Amid President Donald Trump’s ongoing, chaotic global tariff rollout, the US wholesale inflation remained stable in June, delivering unexpectedly outstanding outcome. But travel and other services encountered a pull-back that camouflaged a hike in the price of goods.

The Producer Price Index, responsible to track the average change in costs paid to manufacturers, remained unwavering from May, and an annual rate of whole-sale level inflation saw a slowdown of 2.3%, staying down in part due to base effects (as the year ago period faced soaring inflation).

“Higher tariffs rates are elevating the cost of manufactured goods, on the other side, wobbly demand is continuing to tamp down the broader inflation in June,” Bill Adams, chief economic for Comerica Bank, wrote in a note on Wednesday.

Economist had predicted that people will see a 0.2% price hike on monthly basis and 2.5% surge in price annually, according to FactSet.

The Bureau of Labor Statistics published a report on Wednesday, shedding light on the domestic pricing environment for producers, comparing it to May, when PPI 0.3% and 2.7% annual rate increases came into effect, being revised upward.

Core PPI, which doesn’t include the volatile components of food and energy, also remained steadfast from May, underscoring an annual rate slowdown from 3.2% to 2.6%.

The report comes after a more alarming monthly inflation review, the Consumer Price Index, which spotlighted a price hike in June, elevated in part by more high-cost goods in specifically tariff-sensitive industries.

All told, it plagues the picture of the US economy as President Donald Trump’s chaotic global tariff war triggers, driving businesses, consumers, and the central bank to scramble to muddle through the impact.

A ‘head fake’ of a report

Chief economist at RSM US Joe Brusuelas said that the Wednesday’s report is a “classic head fake.”

A steep drop of 2.7% in airline passenger services contorted the overall index, emerging from a pullback of international travelers on their visit to the United States of America, Brusuelas said. A decrease of 4.1% came from travel accommodation services prices (hotels and motels).

Although gas prices continued an upward trajectory in June, dropping service prices at hotels, airlines, and car dealerships kept the overall index low. Travel and leisure prices went down from their typical position, giving a potential indication that consumers have curbed their discretionary spending amid uncertain and volatile economy.

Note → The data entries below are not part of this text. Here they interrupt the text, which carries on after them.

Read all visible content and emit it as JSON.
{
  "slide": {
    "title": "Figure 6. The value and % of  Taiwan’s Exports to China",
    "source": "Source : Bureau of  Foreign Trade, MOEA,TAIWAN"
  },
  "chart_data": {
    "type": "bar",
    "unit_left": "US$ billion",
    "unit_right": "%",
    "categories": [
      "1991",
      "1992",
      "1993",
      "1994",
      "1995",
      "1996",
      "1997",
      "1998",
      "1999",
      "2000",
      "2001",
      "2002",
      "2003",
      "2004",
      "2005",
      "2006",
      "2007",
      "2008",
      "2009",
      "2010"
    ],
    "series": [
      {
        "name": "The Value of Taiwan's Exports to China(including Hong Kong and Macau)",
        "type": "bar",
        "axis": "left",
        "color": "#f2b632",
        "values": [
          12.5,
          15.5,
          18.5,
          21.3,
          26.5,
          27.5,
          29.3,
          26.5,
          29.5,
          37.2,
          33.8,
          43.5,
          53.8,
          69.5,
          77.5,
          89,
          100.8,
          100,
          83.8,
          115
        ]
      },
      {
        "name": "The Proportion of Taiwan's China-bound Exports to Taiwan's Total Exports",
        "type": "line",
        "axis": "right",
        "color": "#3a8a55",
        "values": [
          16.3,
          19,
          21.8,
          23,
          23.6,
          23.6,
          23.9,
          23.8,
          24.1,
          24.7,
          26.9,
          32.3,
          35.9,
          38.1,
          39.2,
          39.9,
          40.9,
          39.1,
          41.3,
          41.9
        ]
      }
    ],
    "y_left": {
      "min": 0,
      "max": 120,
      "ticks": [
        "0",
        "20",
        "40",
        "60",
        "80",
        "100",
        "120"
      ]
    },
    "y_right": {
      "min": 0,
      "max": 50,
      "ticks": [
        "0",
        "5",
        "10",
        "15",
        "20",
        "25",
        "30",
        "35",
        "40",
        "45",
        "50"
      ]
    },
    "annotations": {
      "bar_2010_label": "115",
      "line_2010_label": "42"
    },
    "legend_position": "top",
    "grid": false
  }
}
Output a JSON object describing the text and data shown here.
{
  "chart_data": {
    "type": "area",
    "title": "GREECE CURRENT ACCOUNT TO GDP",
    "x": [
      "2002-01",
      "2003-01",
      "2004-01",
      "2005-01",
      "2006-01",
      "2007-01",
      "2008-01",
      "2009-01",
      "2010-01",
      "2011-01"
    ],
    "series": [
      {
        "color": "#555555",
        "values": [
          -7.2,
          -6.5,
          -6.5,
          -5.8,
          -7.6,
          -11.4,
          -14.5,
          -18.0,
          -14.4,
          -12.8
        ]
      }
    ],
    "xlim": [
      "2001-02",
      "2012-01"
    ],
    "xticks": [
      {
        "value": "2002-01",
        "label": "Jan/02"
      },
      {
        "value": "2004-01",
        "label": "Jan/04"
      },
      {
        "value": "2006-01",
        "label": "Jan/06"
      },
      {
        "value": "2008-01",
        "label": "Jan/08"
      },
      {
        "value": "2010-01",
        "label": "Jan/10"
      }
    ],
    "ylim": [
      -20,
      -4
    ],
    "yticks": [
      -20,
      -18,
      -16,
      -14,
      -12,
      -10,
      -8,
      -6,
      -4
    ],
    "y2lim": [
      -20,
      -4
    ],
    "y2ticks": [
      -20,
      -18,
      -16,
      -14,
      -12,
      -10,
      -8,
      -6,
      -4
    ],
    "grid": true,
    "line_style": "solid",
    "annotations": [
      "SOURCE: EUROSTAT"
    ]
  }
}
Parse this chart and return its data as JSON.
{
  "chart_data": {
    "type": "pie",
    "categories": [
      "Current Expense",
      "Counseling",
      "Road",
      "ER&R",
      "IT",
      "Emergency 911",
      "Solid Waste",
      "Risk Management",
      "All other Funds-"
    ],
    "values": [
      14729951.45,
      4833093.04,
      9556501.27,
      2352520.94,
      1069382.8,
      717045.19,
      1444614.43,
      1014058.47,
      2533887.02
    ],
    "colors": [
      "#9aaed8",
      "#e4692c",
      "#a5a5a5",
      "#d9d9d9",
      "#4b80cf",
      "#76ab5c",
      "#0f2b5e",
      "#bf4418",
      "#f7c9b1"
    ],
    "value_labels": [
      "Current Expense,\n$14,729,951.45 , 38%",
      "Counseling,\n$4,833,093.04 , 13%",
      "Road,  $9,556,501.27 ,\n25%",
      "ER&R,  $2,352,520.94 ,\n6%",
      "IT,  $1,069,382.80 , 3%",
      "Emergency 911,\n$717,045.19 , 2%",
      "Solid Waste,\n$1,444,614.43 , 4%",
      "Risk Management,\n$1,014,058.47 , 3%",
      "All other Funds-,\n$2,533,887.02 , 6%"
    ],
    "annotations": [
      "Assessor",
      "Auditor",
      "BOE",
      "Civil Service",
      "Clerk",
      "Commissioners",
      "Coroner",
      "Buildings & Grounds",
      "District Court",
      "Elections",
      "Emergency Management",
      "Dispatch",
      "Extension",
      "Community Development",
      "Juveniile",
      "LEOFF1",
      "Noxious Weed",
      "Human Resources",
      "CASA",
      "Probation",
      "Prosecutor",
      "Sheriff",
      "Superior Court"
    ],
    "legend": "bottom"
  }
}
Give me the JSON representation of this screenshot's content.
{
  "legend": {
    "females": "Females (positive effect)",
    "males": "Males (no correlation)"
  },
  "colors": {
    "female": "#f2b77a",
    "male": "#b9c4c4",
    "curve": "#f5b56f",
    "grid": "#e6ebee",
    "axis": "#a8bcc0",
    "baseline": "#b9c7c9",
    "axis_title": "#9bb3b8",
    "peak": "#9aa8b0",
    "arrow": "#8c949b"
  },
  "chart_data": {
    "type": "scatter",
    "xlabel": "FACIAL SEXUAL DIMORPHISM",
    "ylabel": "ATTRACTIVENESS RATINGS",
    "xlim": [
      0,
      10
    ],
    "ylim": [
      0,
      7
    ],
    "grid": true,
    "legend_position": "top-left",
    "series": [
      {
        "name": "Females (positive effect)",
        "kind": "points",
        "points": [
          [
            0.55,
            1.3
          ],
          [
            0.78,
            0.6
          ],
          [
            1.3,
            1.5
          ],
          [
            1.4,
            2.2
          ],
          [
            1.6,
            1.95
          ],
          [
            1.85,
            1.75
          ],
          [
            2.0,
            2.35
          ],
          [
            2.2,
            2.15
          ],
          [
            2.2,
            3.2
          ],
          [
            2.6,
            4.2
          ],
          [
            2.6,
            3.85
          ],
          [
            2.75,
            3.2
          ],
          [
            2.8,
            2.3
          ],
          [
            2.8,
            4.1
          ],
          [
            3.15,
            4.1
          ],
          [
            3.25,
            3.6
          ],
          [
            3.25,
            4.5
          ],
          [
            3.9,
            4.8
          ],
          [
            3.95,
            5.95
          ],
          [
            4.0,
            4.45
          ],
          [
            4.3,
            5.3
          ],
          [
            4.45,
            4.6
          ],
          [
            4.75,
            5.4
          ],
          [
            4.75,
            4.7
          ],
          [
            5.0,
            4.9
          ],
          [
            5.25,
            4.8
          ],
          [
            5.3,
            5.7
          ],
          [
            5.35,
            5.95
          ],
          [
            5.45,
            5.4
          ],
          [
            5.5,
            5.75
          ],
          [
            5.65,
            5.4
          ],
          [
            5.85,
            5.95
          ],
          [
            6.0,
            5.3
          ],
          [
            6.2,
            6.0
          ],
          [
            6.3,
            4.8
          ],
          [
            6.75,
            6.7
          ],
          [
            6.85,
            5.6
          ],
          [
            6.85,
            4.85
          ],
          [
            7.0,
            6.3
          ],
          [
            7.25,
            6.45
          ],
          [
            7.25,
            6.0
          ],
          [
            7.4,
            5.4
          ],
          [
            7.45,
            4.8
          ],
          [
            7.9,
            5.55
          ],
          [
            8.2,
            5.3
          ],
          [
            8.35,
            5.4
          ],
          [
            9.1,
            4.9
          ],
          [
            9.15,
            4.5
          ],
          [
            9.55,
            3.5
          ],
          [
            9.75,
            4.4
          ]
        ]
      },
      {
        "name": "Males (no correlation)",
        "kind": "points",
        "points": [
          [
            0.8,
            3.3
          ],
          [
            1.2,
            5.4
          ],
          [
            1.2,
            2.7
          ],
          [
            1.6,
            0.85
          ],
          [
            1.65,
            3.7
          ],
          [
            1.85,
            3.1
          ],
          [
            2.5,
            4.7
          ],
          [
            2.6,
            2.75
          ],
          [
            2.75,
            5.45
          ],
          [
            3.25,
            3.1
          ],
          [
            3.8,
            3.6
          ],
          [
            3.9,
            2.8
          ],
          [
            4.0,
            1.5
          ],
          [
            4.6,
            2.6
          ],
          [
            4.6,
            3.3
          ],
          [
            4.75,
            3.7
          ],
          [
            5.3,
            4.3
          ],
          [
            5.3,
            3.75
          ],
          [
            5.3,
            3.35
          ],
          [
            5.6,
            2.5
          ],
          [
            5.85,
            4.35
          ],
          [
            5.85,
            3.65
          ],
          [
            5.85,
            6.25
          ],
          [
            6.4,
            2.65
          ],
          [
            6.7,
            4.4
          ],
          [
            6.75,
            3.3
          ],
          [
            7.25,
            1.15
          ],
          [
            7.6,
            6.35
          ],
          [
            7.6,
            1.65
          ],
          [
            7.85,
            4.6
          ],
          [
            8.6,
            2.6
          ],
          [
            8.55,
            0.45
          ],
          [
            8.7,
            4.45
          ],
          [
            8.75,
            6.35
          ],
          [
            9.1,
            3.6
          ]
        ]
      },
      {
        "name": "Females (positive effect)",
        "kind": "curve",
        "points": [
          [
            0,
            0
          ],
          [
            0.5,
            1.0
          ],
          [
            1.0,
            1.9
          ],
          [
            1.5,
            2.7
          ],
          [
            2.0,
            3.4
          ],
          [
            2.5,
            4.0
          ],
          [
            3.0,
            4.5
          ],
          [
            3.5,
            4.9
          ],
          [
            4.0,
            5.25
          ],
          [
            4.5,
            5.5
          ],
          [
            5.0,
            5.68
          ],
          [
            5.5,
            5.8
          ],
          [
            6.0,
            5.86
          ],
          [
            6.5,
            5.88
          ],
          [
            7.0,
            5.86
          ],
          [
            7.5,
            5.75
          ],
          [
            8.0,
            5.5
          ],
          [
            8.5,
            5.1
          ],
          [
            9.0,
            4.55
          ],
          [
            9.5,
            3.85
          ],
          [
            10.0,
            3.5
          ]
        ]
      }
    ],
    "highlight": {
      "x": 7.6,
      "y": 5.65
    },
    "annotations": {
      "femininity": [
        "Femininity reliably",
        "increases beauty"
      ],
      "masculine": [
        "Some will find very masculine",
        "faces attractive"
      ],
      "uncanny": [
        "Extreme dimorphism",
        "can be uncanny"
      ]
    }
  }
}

“One should remain strained about the fact that foreign customers are declining to travel to the US,” said Brusuelas. “A pullback in travel spending prompted a drop in demand, causing weak tourism, which impacted the retail complex, leisure, and hospitality, and restaurants.

The wholesale services prices fell 0.4%, disguising gains on the goods side. For example, a surge of 0.4% in finished consumer goods prices happened in June, rising from a 0.3% hike in May.

The prices remained unwavering in the trade services category, exerting downward pressure on the overall index. Trade services track profit margin for both wholesalers and retailers, and it can be fluctuating.

Those margins, which flattened in June, are an explicit indication that businesses weren’t passing some of the higher costs to the consumers.

“The high tariff rates are scaling down the margins and will be compelling the businesses to quit eating the costs at some point,” Brusuelas said. “While you aren’t seeing the airline sector going through it, you’re starting to see it elsewhere.”

However, it’s unclear how much cost businesses pass along to customers. Unforeseeable consumer demand could be curbing the pricing power of the businesses, Comerica’s Adam said in a statement.

PPI delivers services related to price changes as a potential bellwether people would see in upcoming months.